Technique Selection Guide
| Technique | Token Cost | Accuracy | Use When |
|---|---|---|---|
| Zero-Shot | Low | Medium | Simple tasks |
| Few-Shot | Medium | High | Pattern matching |
| Chain-of-Thought | Med-High | High | Math, logic |
| Self-Criticism | High (2-3x) | Very High | Quality critical |
| Decomposition | Med-High (1.5-3x) | High | Complex problems |
| Ensembling | Very High (3-5x) | Very High | Accuracy critical |
| Thought Generation | Very High (3-10x) | High | Planning, strategy |
Strategy: Start simple → Add CoT if needed → Advanced for critical tasks.
Use Cases by Domain
Business: Emails, proposals, marketing copy, meeting summaries, strategy (thought generation)
Development: Code explanation, debugging (decomposition), test generation, documentation
Research: Paper summaries, theory comparison (ensembling), concept explanation (decomposition)
Education: Lesson plans, practice problems, explanations, feedback (self-criticism)
Personal: Trip planning (thought generation), correspondence, learning, brainstorming
Advanced Topics
Explore references directory for deep dives:
- •
few-shot-prompting.md- Pattern learning techniques - •
chain-of-thought.md- Reasoning and decomposition - •
advanced-techniques.md- Self-criticism, ensembling, thought generation, decomposition - •
prompt-templates.md- Reusable templates - •
model-specific-tips.md- Optimize for ChatGPT, Claude, Gemini - •
evaluation-testing.md- Measure and improve performance
Quick Reference
| Technique | Trigger | Example |
|---|---|---|
| Instruction | Direct | "Translate...", "List..." |
| Role | "You are..." | "You are an expert..." |
| Zero-Shot | Question | "What is...?" |
| Few-Shot | Examples | Input→Output, Input→Output, Input→? |
| CoT | "Step by step:" | "Let's solve step by step:" |
| Self-Criticism | "Generate, critique, revise" | Step 1/2/3 pattern |
| Decomposition | "Sub-problems" | Sub-problem 1, 2, 3... |
| Ensembling | "Multiple paths" | Path 1/2/3, select best |
| Thought Gen | "Multiple branches" | Branch A/B/C, evaluate |
Troubleshooting
Vague responses → Add constraints, use role prompting, provide examples
Hallucinations → Use CoT reasoning, self-criticism, ensembling for verification
Inconsistent format → Few-shot with examples, explicit structure specification
Refusals → Rephrase to clarify legitimate use, check safety filter triggers
Too long/short → Specify exact word/sentence count
Not optimal → Use thought generation (explore alternatives), decomposition (tackle complexity)
Too complex → Decompose into sub-problems, solve independently, combine
Combining Techniques
Powerful combinations:
- •Few-Shot + CoT: Examples with reasoning
- •Decomposition + Ensembling: Solve sub-problems multiple ways
- •Self-Criticism + Thought Generation: Critique each branch
- •All Advanced (critical tasks): Decompose → Thought Gen each sub-problem → Ensemble solutions → Self-Criticize final
Warning: Advanced combos can cost 20-50x tokens.
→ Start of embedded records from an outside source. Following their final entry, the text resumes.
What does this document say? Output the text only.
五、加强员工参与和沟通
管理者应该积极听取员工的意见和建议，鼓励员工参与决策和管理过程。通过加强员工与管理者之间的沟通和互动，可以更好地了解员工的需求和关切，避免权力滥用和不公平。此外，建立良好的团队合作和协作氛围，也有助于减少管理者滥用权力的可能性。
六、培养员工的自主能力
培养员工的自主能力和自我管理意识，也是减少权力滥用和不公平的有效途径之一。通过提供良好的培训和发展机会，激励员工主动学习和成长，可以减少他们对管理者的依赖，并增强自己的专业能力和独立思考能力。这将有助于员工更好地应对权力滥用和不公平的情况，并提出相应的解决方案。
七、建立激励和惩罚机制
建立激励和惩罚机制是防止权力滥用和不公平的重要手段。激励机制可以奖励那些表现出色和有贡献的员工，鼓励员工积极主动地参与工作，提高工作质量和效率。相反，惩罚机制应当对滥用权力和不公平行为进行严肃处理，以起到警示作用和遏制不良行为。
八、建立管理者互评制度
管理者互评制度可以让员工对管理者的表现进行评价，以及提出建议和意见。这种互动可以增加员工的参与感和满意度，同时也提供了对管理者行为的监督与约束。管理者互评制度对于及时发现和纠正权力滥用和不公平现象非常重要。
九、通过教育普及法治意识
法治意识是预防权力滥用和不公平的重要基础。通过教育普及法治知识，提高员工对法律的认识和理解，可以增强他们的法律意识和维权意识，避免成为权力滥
Reserve for genuinely critical tasks.
Resources
Primary source: Learn Prompting (https://learnprompting.org)
Complete citations: See metadata.yaml
Deep dives: See references/ directory (6 detailed guides)
Performance Notes
- •Longer prompts = higher cost + time
- •CoT: ~2x tokens
- •Self-Criticism: ~2-3x tokens
- •Decomposition: ~1.5-3x tokens
- •Ensembling: ~3-5x tokens
- •Thought Generation: ~3-10x tokens
- •Advanced combos: ~20-50x tokens
Use advanced techniques strategically where quality justifies cost.